Spécialiste de l’étude des violences en situation coloniale et plus spécifiquement en Algérie, l’auteure Raphaëlle Branche fait partie aujourd’hui des historiennes les plus reconnues en France dans le domaine colonial.
« La torture et l’armée pendant la guerre d’Algérie (1954-1962) » de Raphaëlle Branche, est un nouveau livre qui vient de paraître et qui vient s’ajouter à d’autres qui décrivent plus ou moins le système de la torture érigé en mode opératoire par l’armée française durant la période de la guerre de libération (1954-1962) et même durant toute la période de la colonisation, qui a commencé en 1832.
Les horreurs, les crimes monstrueux, les tortures horribles et inhumaines commises par la France sur la population algérienne, sur ses combattants, sur des femmes et des enfants au cours de ces huit années de guerre, tortures et crimes commis par des généraux, des colonels, et notamment par les parachutistes, tortures et crimes connus et couverts par les gouvernements successifs français, n’ont jamais été portés à la connaissance de l’opinion nationale et internationale par l’Etat français, de droite ou de gauche, qui refuse jusqu’à aujourd’hui de présenter des excuses au peuple algérien. Tous les moyens les plus ignobles sont mobilisés pour exécuter les pires tortures.

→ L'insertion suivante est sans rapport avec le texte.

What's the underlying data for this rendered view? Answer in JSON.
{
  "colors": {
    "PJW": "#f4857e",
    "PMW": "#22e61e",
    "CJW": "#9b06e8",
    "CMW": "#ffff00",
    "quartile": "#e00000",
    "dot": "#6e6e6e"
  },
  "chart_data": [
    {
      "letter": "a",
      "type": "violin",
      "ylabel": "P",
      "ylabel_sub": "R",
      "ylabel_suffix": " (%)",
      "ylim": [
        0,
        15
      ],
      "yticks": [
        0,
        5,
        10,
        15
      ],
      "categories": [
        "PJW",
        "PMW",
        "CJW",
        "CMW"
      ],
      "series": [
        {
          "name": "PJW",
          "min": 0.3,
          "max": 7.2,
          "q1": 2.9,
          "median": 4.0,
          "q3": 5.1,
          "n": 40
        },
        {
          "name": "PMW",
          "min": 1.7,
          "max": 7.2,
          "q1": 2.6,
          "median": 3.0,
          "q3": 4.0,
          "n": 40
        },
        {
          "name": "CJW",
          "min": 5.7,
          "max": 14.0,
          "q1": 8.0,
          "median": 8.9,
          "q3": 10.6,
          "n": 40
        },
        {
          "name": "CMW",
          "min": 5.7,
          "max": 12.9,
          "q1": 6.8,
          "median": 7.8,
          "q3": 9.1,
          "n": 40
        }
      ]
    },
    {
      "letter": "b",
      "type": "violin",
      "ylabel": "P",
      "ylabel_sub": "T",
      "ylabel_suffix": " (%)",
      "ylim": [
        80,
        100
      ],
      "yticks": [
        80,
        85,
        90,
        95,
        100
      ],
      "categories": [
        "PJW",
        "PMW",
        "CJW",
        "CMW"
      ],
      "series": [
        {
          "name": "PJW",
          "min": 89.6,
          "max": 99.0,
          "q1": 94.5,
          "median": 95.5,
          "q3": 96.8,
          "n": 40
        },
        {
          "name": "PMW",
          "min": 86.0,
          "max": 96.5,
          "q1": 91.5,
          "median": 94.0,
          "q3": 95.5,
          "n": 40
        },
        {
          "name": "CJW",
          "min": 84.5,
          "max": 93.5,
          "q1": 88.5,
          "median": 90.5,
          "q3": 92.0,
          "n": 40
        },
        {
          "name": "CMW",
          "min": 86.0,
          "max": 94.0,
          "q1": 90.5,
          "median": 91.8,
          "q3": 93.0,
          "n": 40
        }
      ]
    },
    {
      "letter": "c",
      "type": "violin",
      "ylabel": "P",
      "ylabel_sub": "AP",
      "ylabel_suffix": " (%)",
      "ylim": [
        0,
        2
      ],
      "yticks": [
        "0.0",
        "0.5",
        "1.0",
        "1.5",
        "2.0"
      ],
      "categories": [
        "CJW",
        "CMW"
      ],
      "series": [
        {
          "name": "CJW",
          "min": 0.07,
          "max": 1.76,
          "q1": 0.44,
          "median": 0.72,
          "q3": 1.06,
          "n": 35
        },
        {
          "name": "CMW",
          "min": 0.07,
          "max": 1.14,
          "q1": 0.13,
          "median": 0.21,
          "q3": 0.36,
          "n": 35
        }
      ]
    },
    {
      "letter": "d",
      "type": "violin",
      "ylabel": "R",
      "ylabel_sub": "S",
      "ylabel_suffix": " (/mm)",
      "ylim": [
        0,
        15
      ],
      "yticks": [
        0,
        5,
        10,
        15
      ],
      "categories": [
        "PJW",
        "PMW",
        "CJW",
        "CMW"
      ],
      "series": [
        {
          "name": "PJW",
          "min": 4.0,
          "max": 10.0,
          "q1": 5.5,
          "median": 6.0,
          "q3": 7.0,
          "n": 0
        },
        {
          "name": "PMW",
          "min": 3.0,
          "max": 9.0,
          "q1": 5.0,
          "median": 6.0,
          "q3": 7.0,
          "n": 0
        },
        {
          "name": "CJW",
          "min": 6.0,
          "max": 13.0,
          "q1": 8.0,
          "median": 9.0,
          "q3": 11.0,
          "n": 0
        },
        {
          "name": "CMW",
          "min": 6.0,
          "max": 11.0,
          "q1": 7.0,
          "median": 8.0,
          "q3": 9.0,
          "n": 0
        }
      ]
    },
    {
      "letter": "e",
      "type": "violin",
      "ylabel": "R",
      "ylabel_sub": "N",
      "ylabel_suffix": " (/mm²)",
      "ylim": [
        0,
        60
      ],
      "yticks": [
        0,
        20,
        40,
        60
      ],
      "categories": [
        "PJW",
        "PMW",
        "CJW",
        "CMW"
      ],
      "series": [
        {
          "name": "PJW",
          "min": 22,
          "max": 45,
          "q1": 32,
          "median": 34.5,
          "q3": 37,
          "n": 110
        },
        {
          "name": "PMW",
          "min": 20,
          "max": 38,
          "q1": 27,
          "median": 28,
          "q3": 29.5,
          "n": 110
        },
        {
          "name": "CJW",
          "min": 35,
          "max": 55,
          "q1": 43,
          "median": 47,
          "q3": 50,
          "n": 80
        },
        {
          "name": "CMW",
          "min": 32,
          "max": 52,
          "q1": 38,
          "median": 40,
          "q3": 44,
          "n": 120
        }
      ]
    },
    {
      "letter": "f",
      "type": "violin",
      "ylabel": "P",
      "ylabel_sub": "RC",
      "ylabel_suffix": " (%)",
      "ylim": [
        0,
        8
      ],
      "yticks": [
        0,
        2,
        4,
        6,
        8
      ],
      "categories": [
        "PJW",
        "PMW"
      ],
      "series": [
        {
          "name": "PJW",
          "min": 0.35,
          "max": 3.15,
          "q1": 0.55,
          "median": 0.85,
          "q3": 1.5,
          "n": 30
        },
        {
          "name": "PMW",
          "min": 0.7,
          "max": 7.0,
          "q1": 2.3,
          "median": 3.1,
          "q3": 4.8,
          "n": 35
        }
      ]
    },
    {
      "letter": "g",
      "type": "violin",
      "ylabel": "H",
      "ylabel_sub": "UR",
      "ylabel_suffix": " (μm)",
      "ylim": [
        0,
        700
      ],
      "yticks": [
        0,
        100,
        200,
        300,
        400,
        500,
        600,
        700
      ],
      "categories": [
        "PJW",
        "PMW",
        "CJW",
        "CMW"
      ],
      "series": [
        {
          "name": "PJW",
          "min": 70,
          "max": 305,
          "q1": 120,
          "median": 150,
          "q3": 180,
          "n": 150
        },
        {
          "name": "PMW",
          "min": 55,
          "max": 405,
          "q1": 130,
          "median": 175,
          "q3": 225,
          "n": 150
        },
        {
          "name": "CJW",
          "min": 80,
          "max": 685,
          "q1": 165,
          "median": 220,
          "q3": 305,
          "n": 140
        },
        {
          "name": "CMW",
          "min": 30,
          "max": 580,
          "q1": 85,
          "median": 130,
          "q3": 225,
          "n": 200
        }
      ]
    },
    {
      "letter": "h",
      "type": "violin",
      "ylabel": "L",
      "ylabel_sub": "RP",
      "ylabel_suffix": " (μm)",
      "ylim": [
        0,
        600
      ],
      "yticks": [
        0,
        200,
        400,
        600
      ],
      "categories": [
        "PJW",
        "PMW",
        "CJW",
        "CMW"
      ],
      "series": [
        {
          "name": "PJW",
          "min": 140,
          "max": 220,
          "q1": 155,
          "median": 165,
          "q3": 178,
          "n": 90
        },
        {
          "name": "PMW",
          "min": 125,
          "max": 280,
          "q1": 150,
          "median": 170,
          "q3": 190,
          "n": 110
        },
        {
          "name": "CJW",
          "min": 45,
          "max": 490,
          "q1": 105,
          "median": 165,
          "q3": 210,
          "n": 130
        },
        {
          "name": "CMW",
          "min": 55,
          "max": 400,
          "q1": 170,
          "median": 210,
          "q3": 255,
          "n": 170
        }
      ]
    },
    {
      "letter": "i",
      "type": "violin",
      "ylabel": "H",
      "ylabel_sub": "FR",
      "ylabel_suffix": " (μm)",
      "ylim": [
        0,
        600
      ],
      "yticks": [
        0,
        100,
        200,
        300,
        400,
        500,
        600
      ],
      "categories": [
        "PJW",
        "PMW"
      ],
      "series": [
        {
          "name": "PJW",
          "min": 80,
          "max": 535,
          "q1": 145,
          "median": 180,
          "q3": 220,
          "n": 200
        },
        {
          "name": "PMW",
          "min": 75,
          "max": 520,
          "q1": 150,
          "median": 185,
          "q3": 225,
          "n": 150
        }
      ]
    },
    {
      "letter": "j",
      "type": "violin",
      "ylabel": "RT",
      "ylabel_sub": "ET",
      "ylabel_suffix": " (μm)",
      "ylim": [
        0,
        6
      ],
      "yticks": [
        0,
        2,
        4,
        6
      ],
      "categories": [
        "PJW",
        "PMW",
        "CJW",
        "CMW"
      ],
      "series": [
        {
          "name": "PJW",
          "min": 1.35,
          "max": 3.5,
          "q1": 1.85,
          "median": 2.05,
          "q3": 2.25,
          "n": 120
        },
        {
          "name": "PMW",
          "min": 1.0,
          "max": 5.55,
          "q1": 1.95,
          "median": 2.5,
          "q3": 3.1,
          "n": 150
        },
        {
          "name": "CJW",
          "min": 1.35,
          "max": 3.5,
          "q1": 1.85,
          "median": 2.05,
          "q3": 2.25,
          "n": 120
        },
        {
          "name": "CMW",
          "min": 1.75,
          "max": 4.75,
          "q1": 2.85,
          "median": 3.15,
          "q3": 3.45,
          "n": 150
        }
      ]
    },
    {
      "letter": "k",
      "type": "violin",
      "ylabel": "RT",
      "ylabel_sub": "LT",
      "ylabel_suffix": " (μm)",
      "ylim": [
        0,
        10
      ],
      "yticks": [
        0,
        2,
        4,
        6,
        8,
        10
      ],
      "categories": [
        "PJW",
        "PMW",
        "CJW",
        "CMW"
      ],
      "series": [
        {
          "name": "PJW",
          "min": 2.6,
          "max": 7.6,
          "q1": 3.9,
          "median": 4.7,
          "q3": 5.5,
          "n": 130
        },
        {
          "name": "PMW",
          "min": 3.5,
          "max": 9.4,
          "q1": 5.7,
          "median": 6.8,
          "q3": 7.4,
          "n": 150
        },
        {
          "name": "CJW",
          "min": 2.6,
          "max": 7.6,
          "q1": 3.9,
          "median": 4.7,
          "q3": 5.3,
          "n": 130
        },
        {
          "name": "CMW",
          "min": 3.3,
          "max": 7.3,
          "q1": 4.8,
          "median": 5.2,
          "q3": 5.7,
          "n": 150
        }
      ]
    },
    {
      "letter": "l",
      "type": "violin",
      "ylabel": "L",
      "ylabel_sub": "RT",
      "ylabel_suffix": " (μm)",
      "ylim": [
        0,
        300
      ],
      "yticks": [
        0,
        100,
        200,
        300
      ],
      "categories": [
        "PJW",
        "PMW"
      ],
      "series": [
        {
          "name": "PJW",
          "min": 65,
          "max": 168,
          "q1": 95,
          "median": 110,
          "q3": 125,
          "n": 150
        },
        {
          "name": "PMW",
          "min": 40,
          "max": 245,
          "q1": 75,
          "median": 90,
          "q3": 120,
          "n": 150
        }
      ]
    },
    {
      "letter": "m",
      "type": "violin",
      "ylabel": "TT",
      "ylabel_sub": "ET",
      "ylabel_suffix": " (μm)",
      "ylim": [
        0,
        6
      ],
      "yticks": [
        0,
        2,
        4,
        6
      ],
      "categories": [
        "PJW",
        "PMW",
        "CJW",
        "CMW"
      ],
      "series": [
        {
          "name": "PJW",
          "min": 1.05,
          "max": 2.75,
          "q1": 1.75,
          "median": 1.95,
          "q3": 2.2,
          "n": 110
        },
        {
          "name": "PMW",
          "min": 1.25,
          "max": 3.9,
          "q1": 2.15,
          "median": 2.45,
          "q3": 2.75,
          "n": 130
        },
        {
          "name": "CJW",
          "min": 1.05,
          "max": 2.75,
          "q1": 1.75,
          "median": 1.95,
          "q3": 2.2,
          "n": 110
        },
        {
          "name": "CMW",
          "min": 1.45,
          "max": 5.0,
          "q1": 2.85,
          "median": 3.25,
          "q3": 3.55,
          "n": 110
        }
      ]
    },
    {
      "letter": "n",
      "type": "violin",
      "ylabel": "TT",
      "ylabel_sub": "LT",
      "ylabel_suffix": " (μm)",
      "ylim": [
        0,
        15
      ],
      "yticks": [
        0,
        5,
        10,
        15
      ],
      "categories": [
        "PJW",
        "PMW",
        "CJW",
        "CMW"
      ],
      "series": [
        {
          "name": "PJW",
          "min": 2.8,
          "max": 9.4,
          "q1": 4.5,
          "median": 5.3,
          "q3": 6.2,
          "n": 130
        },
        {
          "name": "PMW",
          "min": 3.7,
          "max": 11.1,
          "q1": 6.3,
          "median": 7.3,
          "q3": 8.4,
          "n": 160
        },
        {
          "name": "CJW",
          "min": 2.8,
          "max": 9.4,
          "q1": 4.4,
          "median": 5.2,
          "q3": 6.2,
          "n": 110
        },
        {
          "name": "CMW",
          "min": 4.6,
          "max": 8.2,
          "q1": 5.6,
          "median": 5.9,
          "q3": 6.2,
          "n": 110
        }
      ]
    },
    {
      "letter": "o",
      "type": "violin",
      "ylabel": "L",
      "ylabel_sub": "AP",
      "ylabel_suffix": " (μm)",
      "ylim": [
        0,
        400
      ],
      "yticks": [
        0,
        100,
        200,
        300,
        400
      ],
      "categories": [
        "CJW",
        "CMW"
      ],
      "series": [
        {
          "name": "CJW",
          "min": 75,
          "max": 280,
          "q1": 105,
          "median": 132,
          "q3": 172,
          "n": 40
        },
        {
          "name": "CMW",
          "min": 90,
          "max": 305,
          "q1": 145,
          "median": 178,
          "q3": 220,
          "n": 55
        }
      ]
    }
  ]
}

Courant de magnéto sur parties intimes et les oreilles, coups de bâton et de nerfs de bœufs, maintien de la tête dans l’eau jusqu’à l’asphyxie, brûlures au plus haut degré, station au soleil brûlant dans une cage grillagée, coup de la porte : on coince la main et on appuie au maximum, et enfin station nu, à cheval sur un bâton, pieds et poings liés.
Pourtant, les deux militaires français qui symbolisent au mieux cette torture, Massu et Bigeard, ont longtemps persisté à nier, après 1962, que l’armée française ait pu employer la torture lors du conflit. Le premier, celui-là même qui a décidé puis encouragé cette pratique, ne l’a finalement reconnue du bout des lèvres que longtemps après, juste avant sa mort, il y a plus de dix ans.
Le second n’a jamais voulu l’admettre jusqu’à sa disparition, en 2010. Plus d’un demi-siècle après les faits, la guerre d’Algérie continue de susciter d’intenses débats.
La thèse centrale de l’ouvrage est énoncée clairement : la torture n’est pas un « dérapage » imputable à quelques « militaires isolés » qui auraient outrepassé les ordres, mais bien un système érigé par l’armée française. Il est tout d’abord le produit direct de la situation coloniale : les Algériens n’ont jamais été considérés comme les égaux des Français métropolitains et la violence est au cœur des pratiques coloniales depuis la conquête initiée en 1830.
Au nom de la guerre révolutionnaire
La torture découle également directement de la vision des « événements d’Algérie » développée par les principaux commandants de l’armée française : la France est ainsi confrontée, d’après le général Salan, à une « guerre révolutionnaire » qui appelle à des méthodes spécifiques. Les combattants algériens étant cachés au cœur de la population civile, le principal objectif de l’armée est d’obtenir des renseignements.
Or, chez les militaires, la confusion entre Algérien et suspect puis entre suspect et coupable est vite faite, justifiant pour eux le recours à la torture.
L’auteure du livre va plus loin et montre qu’il s’agit par ces violences au moins autant de dissuader les rebelles par la terreur et de marquer la domination de la France dans les corps des colonisés, que d’obtenir simplement des renseignements.
Si l’idée que la torture était une pratique courante et acceptée par la grande majorité de la hiérarchie militaire et politique pendant la guerre fait sans doute moins débat aujourd’hui qu’au début des années 2000, la démonstration n’en demeure pas moins magistrale.
L’auteure s’intéresse à tous les aspects de la torture, traitant à la fois des sévices commis lors des interrogatoires et des emprisonnements illégaux, des déplacements de population ou encore des « corvées de bois » au cours desquelles les suspects sont exécutés.
Elle dresse un panorama aussi exhaustif que possible des acteurs impliqués dans la torture en soulignant les rapports, parfois ambigus, qu’ils entretiennent les uns avec les autres et en décrivant précisément les lieux dans lesquels ils agissent. Ce travail repose sur les sources écrites (archives, correspondances, articles de journaux, ouvrages militants, etc.).
L’auteure montre par exemple que les condamnations verbales croissantes des violences par le pouvoir politique à partir de 1960 sont davantage dictées par des impératifs politiques que par des préoccupations morales ou humanistes. Enfin le livre montre que le recours à la torture est bien plus caractérisé par la continuité que par de véritables ruptures.